The team shared: “We are absolutely delighted to announce veteran LGBT+ rights activist and artist Will St Leger as our Grand Marshall for 2019! Will has done incredible work for our community, having been involved in activism for many years now, from Greenpeace to more recently ACT UP Dublin. We are super excited to see Will lead this year’s #RainbowRevolution.”
St Leger, a former Greenpeace activist, is instantly familiar on the Dublin activism scene for his tireless battle for LGBT+ rights.
In 2009, St Leger co founded an LGBT+ direct action group, Equals, and in June 25 of that year, staged a direct action at entrance of the Dáil in Dublin. In discontent with what they saw as the inequality in the Civil Partnerships Bill, they chained themselves to the gates of the building. St Leger climbed onto the pillars of the gates, remaining there for over two hours and was subsequently arrested by the police.
Jed Dowling, Dublin Pride Festival Director, commented: “I remember ten years ago, about a dozen of us standing at the gates of the Dáil, and looking up and watching Will stand on the pillar and realising ‘I’m about to follow him into hell’, and hoping he knew the way back out.
“This time we’re only going from the GPO to Merrion Square – still, there’s no one I’d rather have lead the way.”

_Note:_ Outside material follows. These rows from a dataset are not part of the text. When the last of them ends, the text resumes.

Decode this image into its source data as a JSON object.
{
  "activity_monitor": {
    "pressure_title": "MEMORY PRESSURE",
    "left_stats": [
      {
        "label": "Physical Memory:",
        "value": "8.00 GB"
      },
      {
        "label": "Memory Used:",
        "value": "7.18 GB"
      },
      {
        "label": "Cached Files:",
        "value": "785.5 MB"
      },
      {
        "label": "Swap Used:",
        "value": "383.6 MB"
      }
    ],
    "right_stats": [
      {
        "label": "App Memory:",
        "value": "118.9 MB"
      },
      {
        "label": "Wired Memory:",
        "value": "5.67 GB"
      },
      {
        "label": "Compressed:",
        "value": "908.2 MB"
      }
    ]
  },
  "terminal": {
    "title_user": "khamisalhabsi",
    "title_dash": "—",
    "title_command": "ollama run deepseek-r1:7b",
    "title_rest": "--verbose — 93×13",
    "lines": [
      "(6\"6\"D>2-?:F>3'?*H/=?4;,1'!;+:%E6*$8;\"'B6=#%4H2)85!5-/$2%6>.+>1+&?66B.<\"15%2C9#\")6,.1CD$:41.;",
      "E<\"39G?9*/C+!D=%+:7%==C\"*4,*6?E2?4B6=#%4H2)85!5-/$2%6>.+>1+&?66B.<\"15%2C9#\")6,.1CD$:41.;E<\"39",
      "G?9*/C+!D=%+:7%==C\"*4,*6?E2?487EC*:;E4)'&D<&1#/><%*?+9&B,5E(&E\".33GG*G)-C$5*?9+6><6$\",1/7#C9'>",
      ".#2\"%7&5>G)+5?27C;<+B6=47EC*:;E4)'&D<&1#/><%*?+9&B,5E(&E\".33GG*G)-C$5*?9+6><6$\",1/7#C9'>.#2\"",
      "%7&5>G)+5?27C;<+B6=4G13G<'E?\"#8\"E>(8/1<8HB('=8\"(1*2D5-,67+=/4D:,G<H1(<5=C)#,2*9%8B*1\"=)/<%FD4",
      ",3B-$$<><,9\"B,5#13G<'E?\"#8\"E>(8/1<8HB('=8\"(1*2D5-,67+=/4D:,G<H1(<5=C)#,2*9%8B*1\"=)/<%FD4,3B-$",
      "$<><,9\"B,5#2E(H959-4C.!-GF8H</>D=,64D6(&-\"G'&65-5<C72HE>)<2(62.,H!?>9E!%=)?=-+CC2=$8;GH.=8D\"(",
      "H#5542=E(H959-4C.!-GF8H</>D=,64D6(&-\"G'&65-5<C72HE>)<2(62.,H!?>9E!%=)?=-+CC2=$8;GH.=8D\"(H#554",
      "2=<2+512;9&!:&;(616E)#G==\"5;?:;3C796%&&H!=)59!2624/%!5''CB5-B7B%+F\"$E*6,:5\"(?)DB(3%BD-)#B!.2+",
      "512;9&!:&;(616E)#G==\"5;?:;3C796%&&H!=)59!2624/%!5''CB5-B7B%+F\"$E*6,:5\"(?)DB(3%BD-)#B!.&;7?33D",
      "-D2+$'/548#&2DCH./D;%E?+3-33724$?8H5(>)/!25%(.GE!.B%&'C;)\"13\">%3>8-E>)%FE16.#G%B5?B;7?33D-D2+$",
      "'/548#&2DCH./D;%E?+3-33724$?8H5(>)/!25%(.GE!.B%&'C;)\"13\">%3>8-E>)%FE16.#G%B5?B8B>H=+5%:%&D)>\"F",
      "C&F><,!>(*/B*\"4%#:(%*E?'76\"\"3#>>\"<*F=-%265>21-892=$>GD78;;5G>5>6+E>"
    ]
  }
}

St Leger responded to being made Grand Marshall by saying, “Pride is whatever you make it. If Pride means joining your friends and wearing something fabulous – do it. If it means wearing an activist t-shirt and chanting – do it. If it means bringing your partner and kids to stroll along and enjoy the sights and sounds – do it.
“Pride is a mix of the personal and the political. Never let anyone tell you what Pride should be.”
Speaking of the theme of Rainbow Revolution, the Dublin Pride Team shared: “2019 marks the 50th anniversary of the Stonewall Riots and thus the birth of the modern LGBT+ rights movement. In the words of Stormé DeLarverie – ‘It was a rebellion, it was an uprising, it was a civil rights disobedience. It wasn’t no damn riot’.”